Jeff Neuman with several fun insights from a silent-until-now Butch Harmon, talking about Hank Haney's book on Tiger, which drops to the fifth spot on this week's NY Times combined bestseller list.

Highlights...

"I'm very surprised that he would write it," Harmon said this week. "I'd never do that to Tiger or Greg [Norman] or any of the guys I've been with. We get to spend a lot of time with these people, sometimes even more time than their own families. Things are said, or you see different things, and it's just—it is what it is, you just leave it where it belongs. I was really shocked to see him talk about Elin and Tiger's kids and stuff like that, I don't think that had any place in it."

He went on: "It almost seems the way he has everything documented in there—too many times and dates and places that you wouldn't come up with from memory—it's like he kept precise notes all along with writing a book in mind."

Doesn't every great swing instructor keep a diary?

As for Tiger, Butch offers his advice from afar, which probably won't be appreciated by Tiger's current instructor Sean Foley.
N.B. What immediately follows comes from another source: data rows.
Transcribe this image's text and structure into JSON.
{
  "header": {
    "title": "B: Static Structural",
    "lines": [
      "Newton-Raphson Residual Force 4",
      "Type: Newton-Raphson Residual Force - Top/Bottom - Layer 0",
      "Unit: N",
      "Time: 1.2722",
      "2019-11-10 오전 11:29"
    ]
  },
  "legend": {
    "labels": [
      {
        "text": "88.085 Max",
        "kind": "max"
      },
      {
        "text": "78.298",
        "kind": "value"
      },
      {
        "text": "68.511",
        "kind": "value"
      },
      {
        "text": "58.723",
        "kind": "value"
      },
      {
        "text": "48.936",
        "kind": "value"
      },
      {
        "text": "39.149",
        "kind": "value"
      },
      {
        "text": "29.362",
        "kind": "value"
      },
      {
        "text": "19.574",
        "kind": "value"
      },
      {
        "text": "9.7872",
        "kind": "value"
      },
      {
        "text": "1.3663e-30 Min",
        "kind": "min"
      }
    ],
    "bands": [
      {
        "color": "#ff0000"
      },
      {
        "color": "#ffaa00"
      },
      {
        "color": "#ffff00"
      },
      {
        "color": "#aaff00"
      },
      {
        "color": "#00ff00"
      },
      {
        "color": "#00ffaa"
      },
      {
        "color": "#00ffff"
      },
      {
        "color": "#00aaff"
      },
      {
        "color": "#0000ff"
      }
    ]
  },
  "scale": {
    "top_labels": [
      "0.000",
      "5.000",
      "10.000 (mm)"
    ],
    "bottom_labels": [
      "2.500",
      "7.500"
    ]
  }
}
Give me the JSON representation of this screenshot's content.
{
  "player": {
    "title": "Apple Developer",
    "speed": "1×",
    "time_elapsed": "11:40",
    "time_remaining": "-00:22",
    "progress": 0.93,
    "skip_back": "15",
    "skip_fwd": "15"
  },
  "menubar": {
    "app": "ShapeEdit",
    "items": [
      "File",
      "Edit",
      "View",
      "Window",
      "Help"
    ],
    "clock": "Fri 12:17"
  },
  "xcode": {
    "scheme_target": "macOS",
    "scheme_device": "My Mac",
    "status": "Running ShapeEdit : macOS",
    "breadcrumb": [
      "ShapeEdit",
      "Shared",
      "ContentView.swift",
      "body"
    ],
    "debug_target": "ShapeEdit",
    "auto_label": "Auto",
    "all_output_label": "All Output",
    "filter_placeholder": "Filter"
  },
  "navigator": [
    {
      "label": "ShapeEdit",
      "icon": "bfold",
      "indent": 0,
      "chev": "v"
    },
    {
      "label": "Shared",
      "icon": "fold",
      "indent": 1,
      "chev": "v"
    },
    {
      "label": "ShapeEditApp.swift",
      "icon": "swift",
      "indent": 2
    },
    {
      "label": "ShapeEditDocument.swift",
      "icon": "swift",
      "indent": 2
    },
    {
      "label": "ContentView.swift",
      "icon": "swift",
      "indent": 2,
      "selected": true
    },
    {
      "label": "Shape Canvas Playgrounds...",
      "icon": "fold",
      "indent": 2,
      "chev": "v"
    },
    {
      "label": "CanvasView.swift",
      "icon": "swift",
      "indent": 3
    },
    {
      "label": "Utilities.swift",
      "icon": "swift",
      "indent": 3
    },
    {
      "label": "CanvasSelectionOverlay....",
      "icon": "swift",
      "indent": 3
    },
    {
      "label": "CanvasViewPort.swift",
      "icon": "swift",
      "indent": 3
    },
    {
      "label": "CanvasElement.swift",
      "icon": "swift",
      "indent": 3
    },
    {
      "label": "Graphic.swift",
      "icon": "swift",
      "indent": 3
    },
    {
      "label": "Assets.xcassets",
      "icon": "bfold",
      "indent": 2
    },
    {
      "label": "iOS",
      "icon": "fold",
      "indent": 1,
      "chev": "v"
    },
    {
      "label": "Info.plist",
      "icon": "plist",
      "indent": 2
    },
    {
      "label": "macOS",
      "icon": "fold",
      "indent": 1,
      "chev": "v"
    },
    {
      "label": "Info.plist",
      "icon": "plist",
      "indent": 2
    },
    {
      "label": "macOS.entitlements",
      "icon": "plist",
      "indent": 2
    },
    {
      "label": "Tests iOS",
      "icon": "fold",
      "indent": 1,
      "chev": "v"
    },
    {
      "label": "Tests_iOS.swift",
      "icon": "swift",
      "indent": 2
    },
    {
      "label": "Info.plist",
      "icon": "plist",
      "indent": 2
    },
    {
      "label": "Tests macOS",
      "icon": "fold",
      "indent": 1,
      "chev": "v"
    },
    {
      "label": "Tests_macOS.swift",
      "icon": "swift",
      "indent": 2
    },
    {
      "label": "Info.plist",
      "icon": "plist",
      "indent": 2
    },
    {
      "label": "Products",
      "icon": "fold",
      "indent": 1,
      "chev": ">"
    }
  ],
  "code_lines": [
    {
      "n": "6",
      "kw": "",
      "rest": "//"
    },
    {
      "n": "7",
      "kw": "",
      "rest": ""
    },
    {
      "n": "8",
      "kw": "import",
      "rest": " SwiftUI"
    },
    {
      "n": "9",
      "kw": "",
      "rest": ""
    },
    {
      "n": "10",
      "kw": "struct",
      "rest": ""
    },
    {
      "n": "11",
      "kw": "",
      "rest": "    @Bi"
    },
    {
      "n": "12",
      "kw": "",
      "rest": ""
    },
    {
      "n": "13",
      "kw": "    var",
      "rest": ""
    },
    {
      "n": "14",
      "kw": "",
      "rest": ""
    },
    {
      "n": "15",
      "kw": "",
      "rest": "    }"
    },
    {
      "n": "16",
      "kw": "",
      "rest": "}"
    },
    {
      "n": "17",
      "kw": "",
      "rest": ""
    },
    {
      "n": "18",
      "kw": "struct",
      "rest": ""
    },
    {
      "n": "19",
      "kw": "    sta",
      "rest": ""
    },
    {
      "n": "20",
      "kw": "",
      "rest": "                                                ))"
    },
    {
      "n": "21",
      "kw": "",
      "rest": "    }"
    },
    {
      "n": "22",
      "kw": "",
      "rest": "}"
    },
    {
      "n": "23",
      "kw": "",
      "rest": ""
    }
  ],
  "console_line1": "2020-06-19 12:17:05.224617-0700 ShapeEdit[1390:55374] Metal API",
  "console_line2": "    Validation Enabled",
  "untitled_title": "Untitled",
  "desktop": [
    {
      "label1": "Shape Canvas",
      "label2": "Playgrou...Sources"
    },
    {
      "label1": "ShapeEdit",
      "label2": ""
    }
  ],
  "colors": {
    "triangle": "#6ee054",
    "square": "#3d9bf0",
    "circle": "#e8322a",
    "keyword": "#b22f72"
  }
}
"For me, and I think we saw this at the Masters, he looks like he's playing 'golf- swing' and not golf," Harmon said. "In my opinion, he's very robotic. And you could see that at Augusta with all his practice swings and the double-cross shots when he's trying to fade it and he hooks it. I think everyone thought because he won at Bay Hill that he was back; well, he didn't hit it great at Bay Hill, he hit it OK. And Bay Hill's not a major."